Les prix du baril de pétrole sont à des niveaux historiquement bas. La révolution du pétrole de schiste aux Etats-Unis, la course aux parts de marché entre pays de l’OPEP et la levée des sanctions à l’encontre de l’Iran sont des causes importantes d’une offre abondante. Le ralentissement de l’économie chinoise a de son côté contribué à la baisse de la demande. Cette combinaison d’augmentation de l’offre et de baisse de la demande fait chuter les prix.
Voilà qui devrait au final ravir, en théorie, les consommateurs automobilistes.
Pourtant, alors que prix du baril est passé de plus de 100 dollars en mai 2014 à 36 dollars en décembre 2015, soit un prix presque divisé par trois, la baisse du prix à la pompe à été par comparaison assez modeste (de l’ordre de 15 %). Le différentiel est donc énorme. Comment l’expliquer ?
On entend souvent hommes politiques et associations critiquer les compagnies pétrolières qui ne répercuteraient pas la baisse et en profiteraient pour refaire leurs marges. Si cela peut être vrai, le facteur est en fait minime dans le prix final, de l’ordre de quelques centimes. De même la baisse de l’euro face au dollar (devise d’échange du pétrole) n’explique qu’en partie la faible répercussion.
L’élément essentiel, qui est généralement passé sous silence, est que la baisse du pétrole est peu répercutée du fait de la part énorme des taxes fixes dans le prix à la pompe. La TICPE (Taxe Intérieure de Consommation sur les Produits Énergétiques) est une taxe fixe de 62,41 centimes par litre pour le super 95 et de 46,82 centimes par litre pour le gazole (les régions peuvent modifier très légèrement ces taux).
A cela il faut ajouter la TVA qui est payée non seulement sur le hors-taxe mais aussi sur… la TICPE : l’automobiliste paie donc une taxe sur une taxe. Cela signifie qu’il y a sur un litre de carburant une partie fixe de TICPE + TVA, de l’ordre de 74,89 centimes pour le super et de 56,18 centimes pour le gazole. Reste la TVA réellement variable, sur le hors-taxe (c’est à dire sur le service rendu).
Faisons un calcul éclairant. Pour un litre de Super 95 à 1,24 € par exemple, l’automobiliste paie 62,41 centimes de TICPE + 20,66 centimes de TVA à 20%, soit 83,07 centimes de taxes. Les taxes représentent donc ici 66,99 % du prix à la pompe et c’est d’ailleurs souvent comme cela que les hommes politiques présentent la chose, afin d’en minorer l’impact.

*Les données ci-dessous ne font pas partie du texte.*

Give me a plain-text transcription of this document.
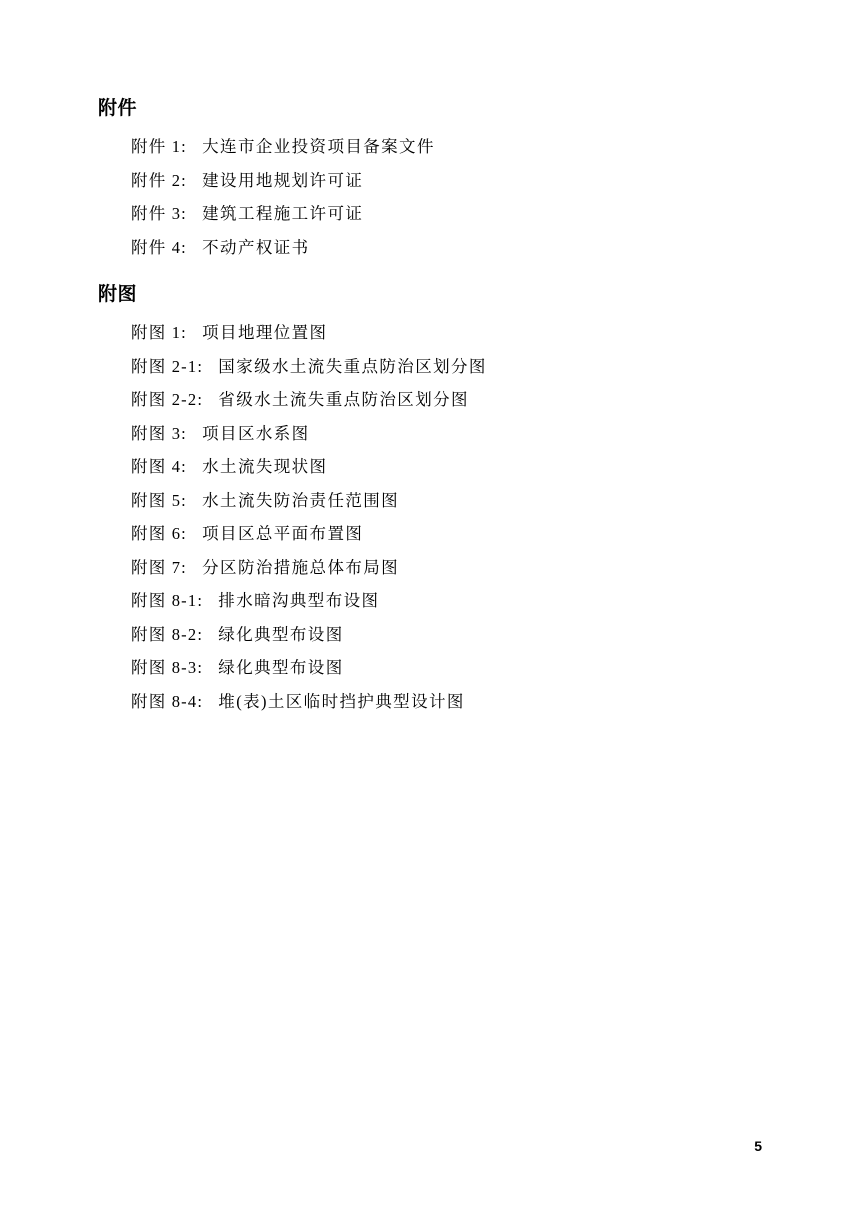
附件
附件 1: 大连市企业投资项目备案文件
附件 2: 建设用地规划许可证
附件 3: 建筑工程施工许可证
附件 4: 不动产权证书
附图
附图 1: 项目地理位置图
附图 2-1: 国家级水土流失重点防治区划分图
附图 2-2: 省级水土流失重点防治区划分图
附图 3: 项目区水系图
附图 4: 水土流失现状图
附图 5: 水土流失防治责任范围图
附图 6: 项目区总平面布置图
附图 7: 分区防治措施总体布局图
附图 8-1: 排水暗沟典型布设图
附图 8-2: 绿化典型布设图
附图 8-3: 绿化典型布设图
附图 8-4: 堆(表)土区临时挡护典型设计图
5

Subtil stratagème rhétorique : en réalité, c’est le taux de taxation du HT qui compte pour bien saisir l’importance d’une taxe (comme pour la TVA). Car deux tiers de taxes dans le prix final cela signifie un taux de taxation à… 200 % (ou ici : 0,8307 de taxes / 0,4093€ de HT (1,24 – 0,8359), soit 203%). En clair, sur un plein de Super à 60 € il y a 40 € de taxes et 20 € de services-carburant… Une taxe à 200%, voilà un chiffre qui passe mal en termes de communication politique.
C’est donc sans doute pour cela que la TICPE ne figure pas sur les tickets de caisse des pompistes et qu’il faut aller sur une page obscure du Ministère de l’Écologie pour en obtenir les chiffres, donnés, au surplus, sur une base en hectolitres (sans doute dans un souci de « simplification » pour le citoyen…).
Le consentement à l’impôt est une pierre angulaire de toute démocratie. Bien sûr, dans nos démocraties modernes c’est aux représentants de « voter » le consentement au budget. Or, on sait comment sont votés les budgets… Avec assez peu de reddition des comptes au final, d’où 40 ans de déficits. Ensuite, et notamment dans ces conditions de dysfonctionnement parlementaire, il semble important que le citoyen lambda ait au moins droit à savoir combien il paie d’impôts et taxes.
S’il est normal de payer des impôts pour financer les biens publics, dans une optique de reddition des comptes et de transparence il paraît crucial que les taxes ne soient pas « cachées » ou même « sérieusement camouflées » aux citoyens-contribuables. D’ailleurs savez-vous que la TICPE a augmenté au 1 er janvier ?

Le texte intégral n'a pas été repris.